Colin Powell’s handling of relations with India has been marked by a singular lack of imagination and sensitivity. Earlier this year, the manner in which he announced the designation of Pakistan as a ‘major non-NATO ally’ almost sold the pro-American elements of India’s foreign policy downriver. Jaswant Singh (who did much to bring India and United States into a ‘strategic tango’) was not likely to forgive or forget that bungling, considering that it might even have contributed to the BJP’s subsequent electoral defeat.
So when Colin Powell claimed that it was due to his considerable skills in patching calls together that India and Pakistan began their current ‘thaw’, Jaswant Singh was livid.
“I don’t know whether the State Department of U.S.A., in addition to attempting to run U.S. foreign policy as best as it can, is also a telephone exchange and now is acting as a kind of elocution instructor to South Asia. [Washington Post]

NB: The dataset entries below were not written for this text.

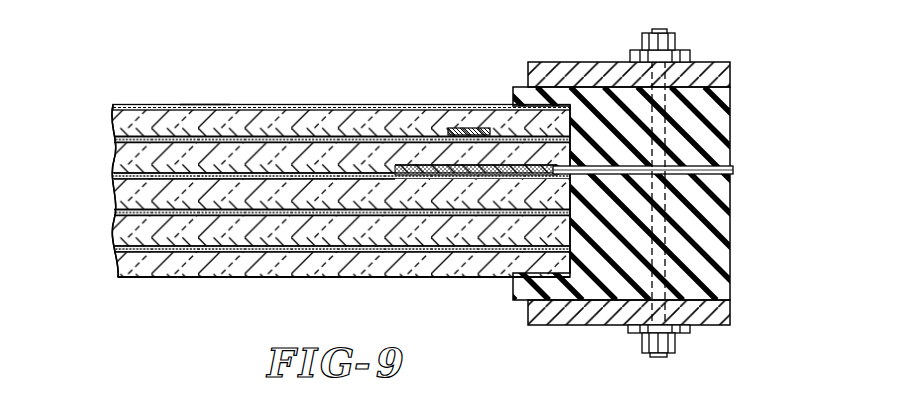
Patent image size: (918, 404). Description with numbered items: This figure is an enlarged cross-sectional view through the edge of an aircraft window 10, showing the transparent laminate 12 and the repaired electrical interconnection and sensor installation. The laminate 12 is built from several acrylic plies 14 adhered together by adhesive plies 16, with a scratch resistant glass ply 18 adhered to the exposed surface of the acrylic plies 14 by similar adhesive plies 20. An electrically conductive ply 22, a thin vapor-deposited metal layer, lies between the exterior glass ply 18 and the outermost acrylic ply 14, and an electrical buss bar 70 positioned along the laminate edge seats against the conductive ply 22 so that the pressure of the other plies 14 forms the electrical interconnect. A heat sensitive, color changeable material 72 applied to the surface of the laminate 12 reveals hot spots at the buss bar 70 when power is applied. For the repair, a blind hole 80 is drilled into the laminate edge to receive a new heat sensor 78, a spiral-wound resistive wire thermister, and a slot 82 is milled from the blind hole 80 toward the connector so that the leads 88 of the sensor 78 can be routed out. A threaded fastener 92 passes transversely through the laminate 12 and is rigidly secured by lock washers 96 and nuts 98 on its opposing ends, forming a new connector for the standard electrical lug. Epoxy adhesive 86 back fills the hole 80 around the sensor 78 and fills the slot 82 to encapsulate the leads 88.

The aircraft window 10 is at (308, 45).
The transparent laminate 12 is at (238, 101).
The acrylic plies 14 is at (126, 147).
The adhesive plies 16 is at (122, 170).
The scratch resistant ply 18 is at (318, 86).
The adhesive plies 20 is at (140, 123).
The electrically conductive ply 22 is at (113, 138).
The electrical buss bar 70 is at (468, 131).
The heat sensitive, color changeable material 72 is at (207, 87).
The heat sensor 78 is at (534, 157).
The blind hole 80 is at (413, 163).
The slot 82 is at (733, 165).
The epoxy adhesive 86 is at (435, 167).
The leads 88 is at (700, 170).
The threaded fastener 92 is at (647, 77).
The lock washers 96 is at (692, 58).
The nuts 98 is at (673, 44).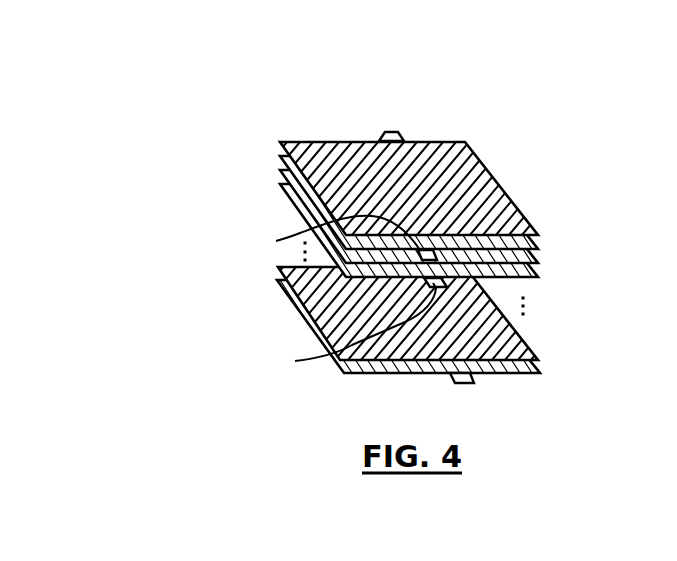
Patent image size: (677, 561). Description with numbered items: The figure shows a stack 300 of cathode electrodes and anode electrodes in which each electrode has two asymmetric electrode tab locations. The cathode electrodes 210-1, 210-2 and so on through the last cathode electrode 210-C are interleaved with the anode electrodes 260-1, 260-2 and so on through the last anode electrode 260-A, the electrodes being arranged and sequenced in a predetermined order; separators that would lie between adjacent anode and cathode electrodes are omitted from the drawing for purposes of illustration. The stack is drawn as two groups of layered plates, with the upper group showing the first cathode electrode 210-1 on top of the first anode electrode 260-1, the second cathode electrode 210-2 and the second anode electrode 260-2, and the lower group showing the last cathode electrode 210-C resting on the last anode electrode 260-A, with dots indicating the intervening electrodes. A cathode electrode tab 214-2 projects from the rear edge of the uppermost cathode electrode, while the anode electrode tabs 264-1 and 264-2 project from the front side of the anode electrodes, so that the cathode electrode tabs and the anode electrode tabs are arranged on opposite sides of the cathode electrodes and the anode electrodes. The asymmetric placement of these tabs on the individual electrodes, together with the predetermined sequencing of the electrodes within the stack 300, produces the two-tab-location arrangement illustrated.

The stack 300 is at (258, 77).
The cathode electrode 210-1 is at (490, 172).
The cathode electrode 210-2 is at (540, 257).
The cathode electrode 210-C is at (540, 366).
The anode electrode 260-1 is at (283, 162).
The anode electrode 260-2 is at (281, 193).
The anode electrode 260-A is at (302, 308).
The cathode electrode tab 214-2 is at (392, 132).
The anode electrode tab 264-1 is at (330, 294).
The anode electrode tab 264-2 is at (462, 383).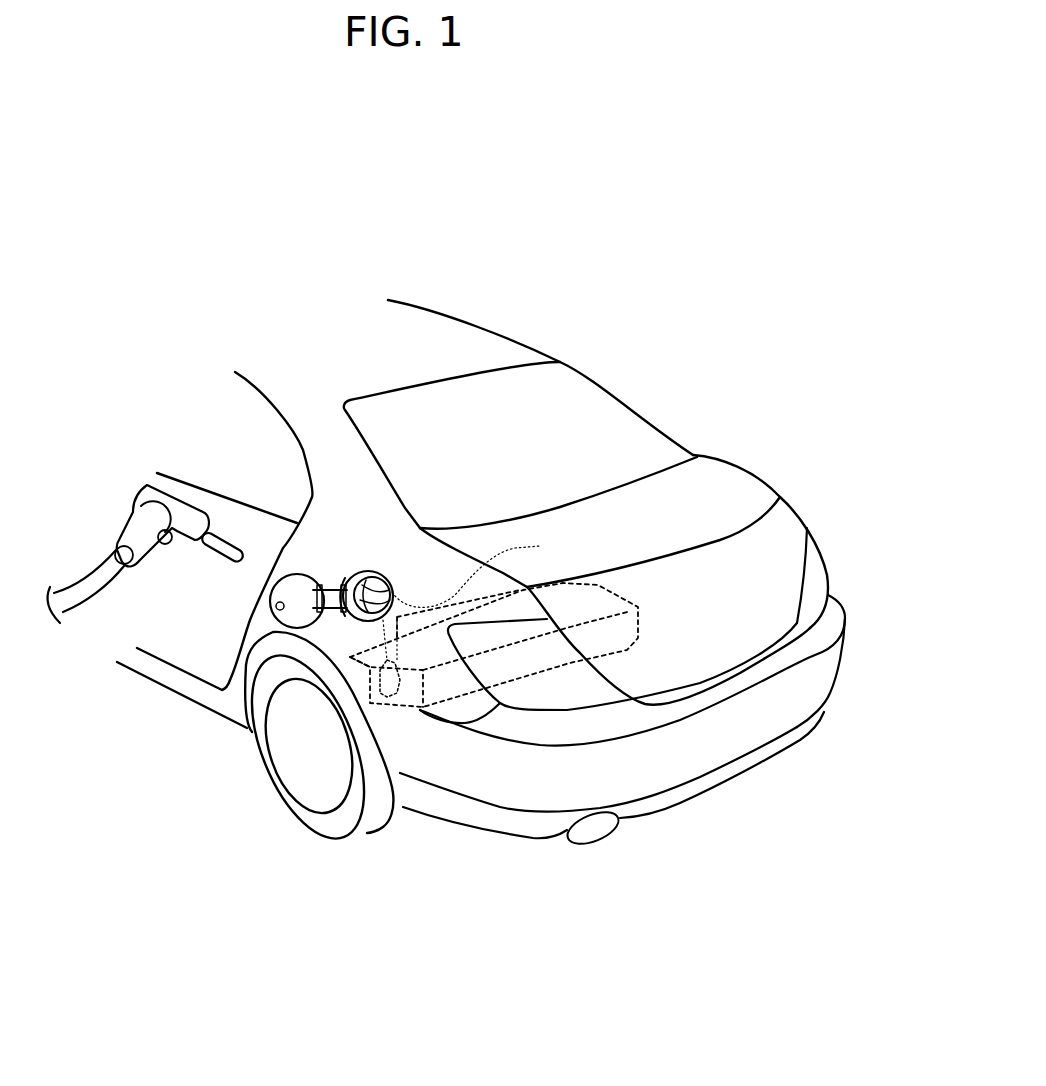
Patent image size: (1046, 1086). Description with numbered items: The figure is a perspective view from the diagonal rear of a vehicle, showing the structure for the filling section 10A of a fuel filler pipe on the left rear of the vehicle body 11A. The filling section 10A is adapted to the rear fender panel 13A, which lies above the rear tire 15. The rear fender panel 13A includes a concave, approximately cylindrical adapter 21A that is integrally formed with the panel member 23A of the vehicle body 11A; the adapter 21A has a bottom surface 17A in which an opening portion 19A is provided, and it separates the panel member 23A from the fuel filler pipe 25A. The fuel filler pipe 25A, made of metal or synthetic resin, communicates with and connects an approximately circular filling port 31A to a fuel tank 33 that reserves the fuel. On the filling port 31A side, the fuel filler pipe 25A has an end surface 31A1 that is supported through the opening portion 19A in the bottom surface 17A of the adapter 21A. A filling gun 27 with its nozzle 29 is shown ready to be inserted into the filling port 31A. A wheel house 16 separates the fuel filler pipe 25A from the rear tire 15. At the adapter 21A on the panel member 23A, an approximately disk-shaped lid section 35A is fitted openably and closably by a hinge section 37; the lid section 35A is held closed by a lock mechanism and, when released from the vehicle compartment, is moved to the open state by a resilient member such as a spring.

The vehicle body 11A is at (555, 283).
The filling section 10A is at (378, 533).
The rear fender panel 13A is at (390, 548).
The rear tire 15 is at (368, 828).
The wheel house 16 is at (263, 647).
The bottom surface 17A is at (357, 572).
The opening portion 19A is at (384, 575).
The adapter 21A is at (391, 588).
The panel member 23A is at (325, 562).
The fuel filler pipe 25A is at (488, 570).
The filling gun 27 is at (150, 503).
The nozzle 29 is at (230, 541).
The filling port 31A is at (382, 616).
The end surface 31A1 is at (481, 774).
The fuel tank 33 is at (637, 630).
The lid section 35A is at (272, 594).
The hinge section 37 is at (340, 611).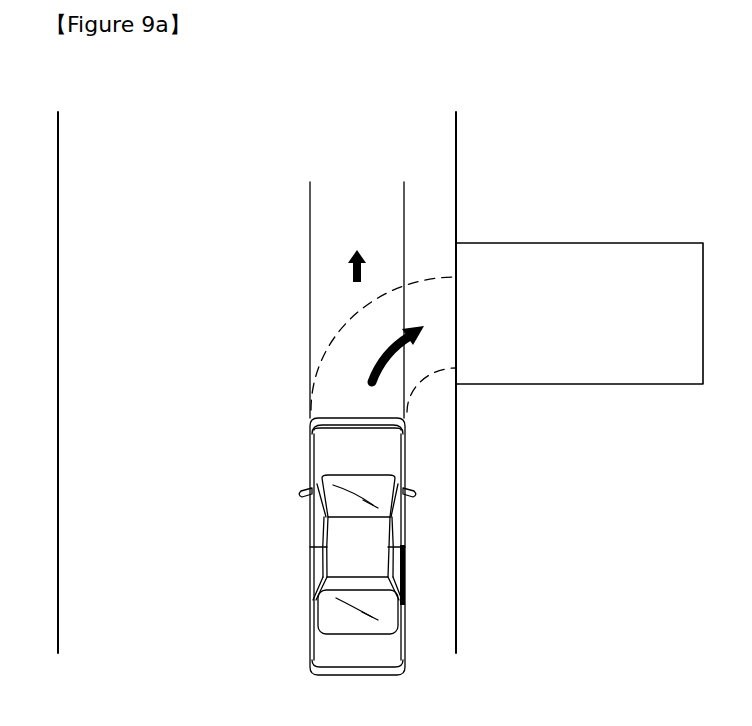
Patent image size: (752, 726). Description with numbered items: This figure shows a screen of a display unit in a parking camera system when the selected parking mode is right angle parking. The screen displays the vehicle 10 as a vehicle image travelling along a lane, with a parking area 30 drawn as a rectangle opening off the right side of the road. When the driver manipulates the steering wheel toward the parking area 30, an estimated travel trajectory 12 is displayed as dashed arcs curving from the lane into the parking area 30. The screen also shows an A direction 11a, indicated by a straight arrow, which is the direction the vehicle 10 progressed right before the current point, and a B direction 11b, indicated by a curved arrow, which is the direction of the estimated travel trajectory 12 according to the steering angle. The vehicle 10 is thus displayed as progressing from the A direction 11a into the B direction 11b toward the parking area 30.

The vehicle 10 is at (296, 449).
The A direction 11a is at (352, 268).
The B direction 11b is at (418, 330).
The estimated travel trajectory 12 is at (426, 278).
The parking area 30 is at (541, 253).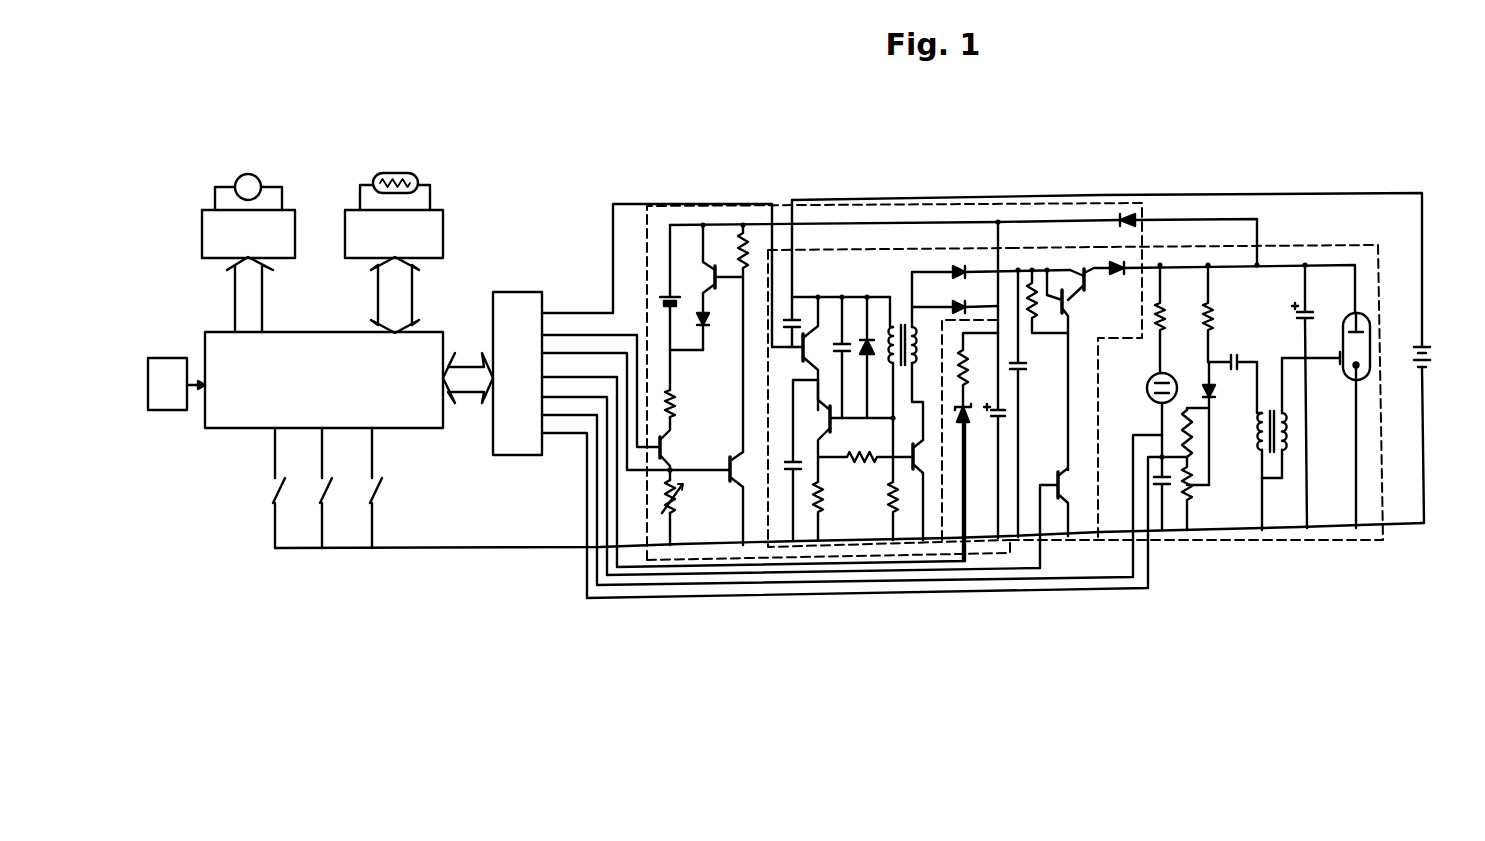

Also while the US State Department kowtows to such regimes as China and Saudi Arabia and indulges such dictators as Gen Musharraf, for reasons of pragmatism of course, it finds it necessary to criticise India, for reasons of principle, for rolling out the red-carpet to Myanmar’s Than Shwe.
And while the United States can claim A Q Khan, the proliferator who went scot-free, has been ‘brought to justice’, again for reasons of expediency, it finds it incumbent upon itself to impose sanctions on two Indian scientists who are, according to the United States itself, at worst bit-players compared to the big kahunas running the nuclear Wal-Mart.
The greatest irony of all this is that Powell’s botched diplomacy leaves the world’s most powerful democracy unable get its relations with world’s biggest on a consistently sure footing. The good news is that Powell is likely to lose his job whichever way the US elections go; the bad news is that some of his replacements-in-waiting are even worse.